Easy Delivery Co. Review – Review

No GPS. No benefits. No escape. Still cosy.
Easy Delivery Co. is one of those games that looks simple, and for the most part, it really is. You’re a little cat delivery driver in a low-poly, snowy mountain town, driving your truck from destination to destination, picking up packages, dropping them off, scraping together some cash to fuel your energy drink addiction, and pretending everything in this town is completely normal…
At its core, Easy Delivery Co. is a cozy driving game. You accept jobs, load cargo into the back of your truck, check the map, and head out across winding roads while lo-fi beats hum away in the background. The simple act of driving from one snowy stop to the next quickly becomes oddly comforting.
The lack of GPS did worry me at first. My sense of direction is usually pretty bad, and I’m used to most games like this telling me exactly where to go, with a massive glowing marker and a line on the map. Easy Delivery Co. doesn’t do that. You have a fairly barebones map, but you need to refer to it yourself, work out where you are, and gradually build your own understanding of the area. What I thought would really take me out of the game soon became one of its best qualities. Over time, I stopped checking the map so often. I remembered turns, recognised buildings, shops, and roads. I slowly felt like I was part of this dark, snowy, low-polygon place.

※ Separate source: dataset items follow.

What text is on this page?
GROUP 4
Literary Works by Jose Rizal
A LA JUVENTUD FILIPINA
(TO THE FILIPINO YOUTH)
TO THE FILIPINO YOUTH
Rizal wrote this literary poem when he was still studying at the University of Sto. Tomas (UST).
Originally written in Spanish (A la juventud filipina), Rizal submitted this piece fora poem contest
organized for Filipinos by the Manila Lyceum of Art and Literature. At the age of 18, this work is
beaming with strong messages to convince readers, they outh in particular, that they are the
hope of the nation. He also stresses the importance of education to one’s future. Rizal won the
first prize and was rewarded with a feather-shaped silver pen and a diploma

Things don’t stay in that pick-up, deliver, repeat rhythm forever. The deliveries get longer, cargo becomes harder to manage, and you need to keep an eye on fuel, energy, and the worsening terrain. Eventually, you are worrying about energy drinks, coffee, fuel, and whether that tall stack of cargo is going to slide straight out of the back of your truck the moment you take a corner at pace.
The driving itself, though, feels good. This isn’t a driving sim – far from it, but it’s not completely arcadey either. It’s loose enough to make every trip feel relaxed until your cargo decides it would rather be halfway down the road. The physics around taller items in the back of your truck can feel a little harsh, but the game is forgiving enough that it rarely becomes a serious issue. There seems to be no real punishment for not fulfilling a delivery or losing all the cargo. Just cancel that delivery, pick a new one, and carry on.
The part that frustrated me most was the energy system. Having to refuel yourself with energy drinks and coffee makes sense in theory, and it does give the game a light survival edge, but it can become more irritating than interesting. I reached a point where I was spending all my money on stocking up like the apocalypse was coming, just so I wouldn’t have to keep circling back to a vending machine. Coffee helps, and brewing it yourself is a nice touch, but I still found the constant top-ups annoying, interrupting the otherwise smooth delivery flow.
There is a story here, although the game doesn’t exactly force it down your throat. Early on, you encounter a dog who begins pulling you into the stranger side of the mountain and its surrounding areas. From there, Easy Delivery Co. starts revealing more about this area, and the secrets in the snow. If you want, you can chase the objectives and see the story through in a handful of hours, but I wouldn’t recommend rushing it. It plays out quite nicely when you give it room to breathe. Deliver some packages, enjoy the small chats with shopkeepers, check in with the dog when you feel like it, repeat.

That’s where the coziness really shines. Kick back, listen to the radio, take delivery after delivery, drink an alarming amount of energy drinks, and simply exist in this town for as long as you feel like it. Underneath it all, though, there is a creepy, almost Silent Hill-esque emptiness to everything. You are constantly picking up packages from shopkeepers, but deliveries are left outside silent homes, and the wider town feels abandoned. That emptiness never really fights against the cozy delivery loop, though. It just sits there in the snow and keeps you company while you crack on.
Easy Delivery Co. is not a perfect game. The resource management can grate, the cargo physics occasionally feel a little mean, and players wanting a more “guided” experience may find the laid-back structure a little too loose. But as a dip-in-and-out game, or something to play while half-watching something else, it absolutely works. More importantly, it has a very specific mood and commits to it. Somehow, delivering packages in a dark, snowy town has never felt so appealing.